Holand delights in the details of his work, a trait that can sometimes bring out his devilish side. Recalling a certain hunting-dog weathervane he crafted, Holand explains, “I got it down to his balls, so to speak. All his goodies were there. My clients loved it. When I delivered it to them, they said, ‘Look! They’re on there!’”
The mix of meticulous craftsmanship, creativity, and whimsy found in Tuck & Holand’s pieces has earned the business many notable clients, including Steven Spielberg and Jim Koch, the cofounder of Samuel Adams Brewery. The shop’s work can now be found across the globe, though the largest concentration of their weathervanes remains on Martha’s Vineyard, including the Nobska steamship piece that adorns the Steamship Authority terminal in Oak Bluffs.
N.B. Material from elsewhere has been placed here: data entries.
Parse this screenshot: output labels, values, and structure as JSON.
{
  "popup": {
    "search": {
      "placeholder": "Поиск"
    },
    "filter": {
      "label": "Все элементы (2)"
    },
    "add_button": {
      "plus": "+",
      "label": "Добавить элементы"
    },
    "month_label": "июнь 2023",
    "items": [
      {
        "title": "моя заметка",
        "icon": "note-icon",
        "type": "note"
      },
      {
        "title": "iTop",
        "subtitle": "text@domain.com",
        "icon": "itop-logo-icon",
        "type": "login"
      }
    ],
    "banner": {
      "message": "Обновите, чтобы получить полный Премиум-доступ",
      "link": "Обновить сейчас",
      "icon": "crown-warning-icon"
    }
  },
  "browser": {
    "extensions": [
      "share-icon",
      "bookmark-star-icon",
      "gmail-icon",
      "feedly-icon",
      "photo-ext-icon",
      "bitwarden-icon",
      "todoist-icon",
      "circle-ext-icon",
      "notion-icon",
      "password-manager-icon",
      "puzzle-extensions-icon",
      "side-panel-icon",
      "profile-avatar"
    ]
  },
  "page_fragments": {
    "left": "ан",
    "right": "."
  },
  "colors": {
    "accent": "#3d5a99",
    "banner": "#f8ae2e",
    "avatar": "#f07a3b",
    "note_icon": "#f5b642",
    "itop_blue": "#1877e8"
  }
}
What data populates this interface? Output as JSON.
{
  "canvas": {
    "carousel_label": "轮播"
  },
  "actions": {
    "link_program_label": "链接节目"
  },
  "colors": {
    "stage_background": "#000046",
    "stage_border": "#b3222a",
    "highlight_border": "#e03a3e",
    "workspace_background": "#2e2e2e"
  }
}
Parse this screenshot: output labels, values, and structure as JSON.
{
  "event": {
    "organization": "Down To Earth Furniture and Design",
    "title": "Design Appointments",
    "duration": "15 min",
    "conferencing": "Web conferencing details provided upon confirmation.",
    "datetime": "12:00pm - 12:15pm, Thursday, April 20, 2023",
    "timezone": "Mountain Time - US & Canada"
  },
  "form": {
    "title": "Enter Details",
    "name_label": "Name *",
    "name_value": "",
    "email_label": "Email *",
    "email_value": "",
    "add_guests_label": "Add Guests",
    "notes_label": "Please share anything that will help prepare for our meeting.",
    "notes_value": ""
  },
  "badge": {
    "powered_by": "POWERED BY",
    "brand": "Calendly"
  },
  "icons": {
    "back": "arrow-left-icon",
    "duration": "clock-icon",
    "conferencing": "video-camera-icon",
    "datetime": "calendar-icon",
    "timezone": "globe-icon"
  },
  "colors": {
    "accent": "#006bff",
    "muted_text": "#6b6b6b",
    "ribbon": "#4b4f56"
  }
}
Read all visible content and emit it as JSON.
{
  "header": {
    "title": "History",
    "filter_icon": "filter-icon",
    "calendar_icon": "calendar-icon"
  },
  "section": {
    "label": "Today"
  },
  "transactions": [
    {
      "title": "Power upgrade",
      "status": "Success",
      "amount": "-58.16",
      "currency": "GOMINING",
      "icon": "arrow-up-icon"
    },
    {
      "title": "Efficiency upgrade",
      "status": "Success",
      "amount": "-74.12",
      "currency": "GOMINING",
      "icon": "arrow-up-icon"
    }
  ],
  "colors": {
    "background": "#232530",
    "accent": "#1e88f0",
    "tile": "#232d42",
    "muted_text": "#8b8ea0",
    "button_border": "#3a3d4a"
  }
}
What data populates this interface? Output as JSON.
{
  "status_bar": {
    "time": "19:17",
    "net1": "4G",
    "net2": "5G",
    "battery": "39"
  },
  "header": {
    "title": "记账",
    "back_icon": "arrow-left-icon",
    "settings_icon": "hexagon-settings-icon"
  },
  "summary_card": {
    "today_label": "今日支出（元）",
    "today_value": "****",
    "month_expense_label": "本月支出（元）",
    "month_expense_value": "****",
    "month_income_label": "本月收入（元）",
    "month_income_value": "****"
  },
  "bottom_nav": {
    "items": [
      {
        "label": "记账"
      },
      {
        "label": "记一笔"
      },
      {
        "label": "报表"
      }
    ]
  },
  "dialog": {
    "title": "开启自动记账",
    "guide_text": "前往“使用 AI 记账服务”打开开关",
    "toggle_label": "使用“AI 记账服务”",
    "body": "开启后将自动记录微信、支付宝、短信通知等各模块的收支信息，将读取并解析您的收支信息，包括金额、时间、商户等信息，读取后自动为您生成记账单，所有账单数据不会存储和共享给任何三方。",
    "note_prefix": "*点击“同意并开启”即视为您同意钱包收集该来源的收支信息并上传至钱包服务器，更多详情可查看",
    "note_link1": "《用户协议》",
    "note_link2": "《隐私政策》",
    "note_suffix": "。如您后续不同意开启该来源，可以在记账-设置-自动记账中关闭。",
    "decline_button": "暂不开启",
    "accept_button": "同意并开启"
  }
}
Holand’s custom pieces, which include indoor sculpture, chandeliers, and sundials, start around $15,000, depending on size and complexity. There is currently a three-year waitlist.
“A lot of people just get on the list without knowing what they want,” Holand says. “It’s like making a reservation to go out to eat—you don’t have to decide which dish you want, but you know you’re in.”
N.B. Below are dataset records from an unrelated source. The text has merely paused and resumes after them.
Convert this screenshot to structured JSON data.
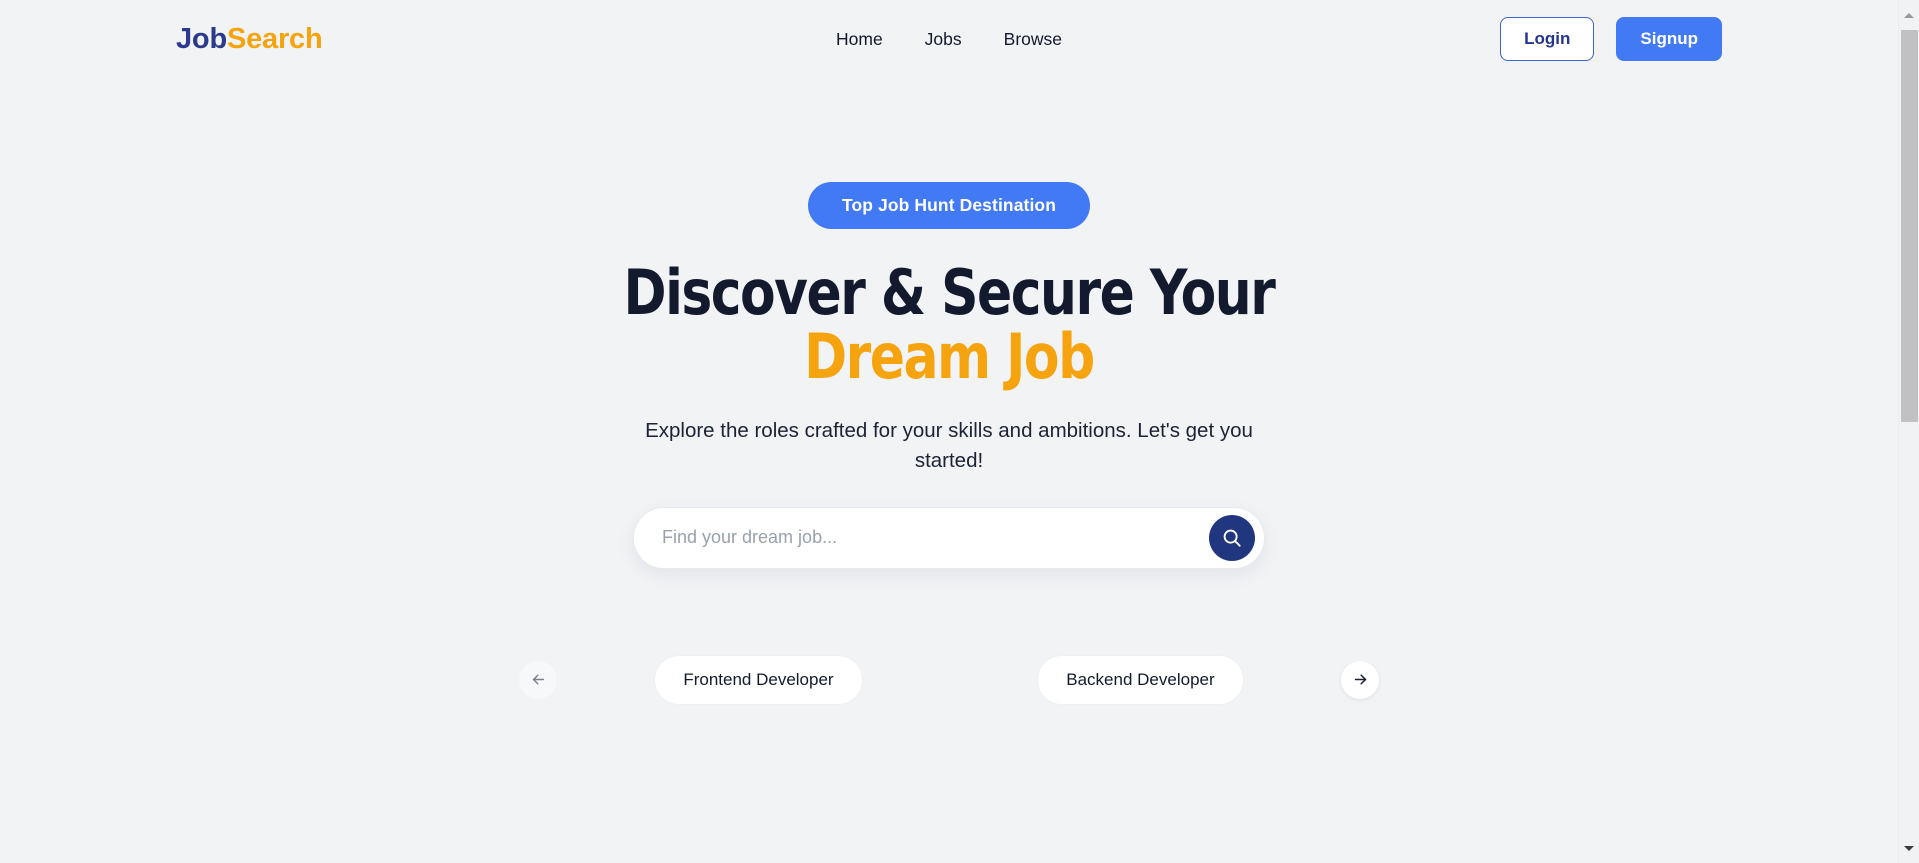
{
  "navbar": {
    "logo": {
      "part1": "Job",
      "part2": "Search"
    },
    "links": [
      {
        "label": "Home"
      },
      {
        "label": "Jobs"
      },
      {
        "label": "Browse"
      }
    ],
    "login_label": "Login",
    "signup_label": "Signup"
  },
  "hero": {
    "badge": "Top Job Hunt Destination",
    "headline_line1": "Discover & Secure Your",
    "headline_line2": "Dream Job",
    "subtitle": "Explore the roles crafted for your skills and ambitions. Let's get you started!"
  },
  "search": {
    "placeholder": "Find your dream job...",
    "value": "",
    "button_icon": "search-icon"
  },
  "carousel": {
    "prev_icon": "arrow-left-icon",
    "next_icon": "arrow-right-icon",
    "chips": [
      {
        "label": "Frontend Developer"
      },
      {
        "label": "Backend Developer"
      }
    ]
  },
  "colors": {
    "background": "#f1f3f5",
    "brand_blue": "#4279f4",
    "brand_navy": "#2b3a8f",
    "brand_orange": "#f5a40f",
    "search_button": "#20367f",
    "heading": "#141a2e"
  },
  "scrollbar": {
    "up_icon": "scroll-up-arrow-icon",
    "down_icon": "scroll-down-arrow-icon"
  }
}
Clockwise from left: Holand stands next to a 19th-century gilded eagle vane, one of many antique pieces he has collected over the years; a school of striped bass will be finished in palladium leaf; every vane begins as an elegant sketch.
This lighthouse, commissioned by a couple for their son, will sit on a mantel in Chicago. It includes three sailboats representing their three grandchildren.
Left: meet Jynx, an eight-year-old Yorkshire terrier, one of two Tuck & Holand shop mascots. Right: Joe Alves, the production designer for Jaws, sketched this shark pattern back in 1974. It was the shop’s first weathervane commission. Holand has made at least seven subsequent sharks from this drawing.
This model of the Nobska steamship (used as a ferry from 1921 to 1973) usually sits atop the Steamship Authority terminal in Oak Bluffs. At the end of the season, Holand stores it in his shop for safekeeping.
THE MAKING OF A WEATHERVANE
1. The Sketch Transfer
Holand traces a fish onto a sheet of new copper, then uses tinner’s snips to cut out the shape.
2. The Annealing
With an oxyacetylene torch, Holand heats the copper to make it malleable enough to manipulate.
3. The Cooldown
The hot copper fish is plunged into cold water—a process called quenching—turning it a deep shade of red.
4. The Shaping
Holand uses a series of custom-made chisels to form the fish scales from the inside out.
5. The Assembly
Once the various pieces are formed, Holand clamps them into place and brazes them together with copper.
6. The Final Take
It takes about a week to make a single striped bass. The completed vane will include five more fish like this one.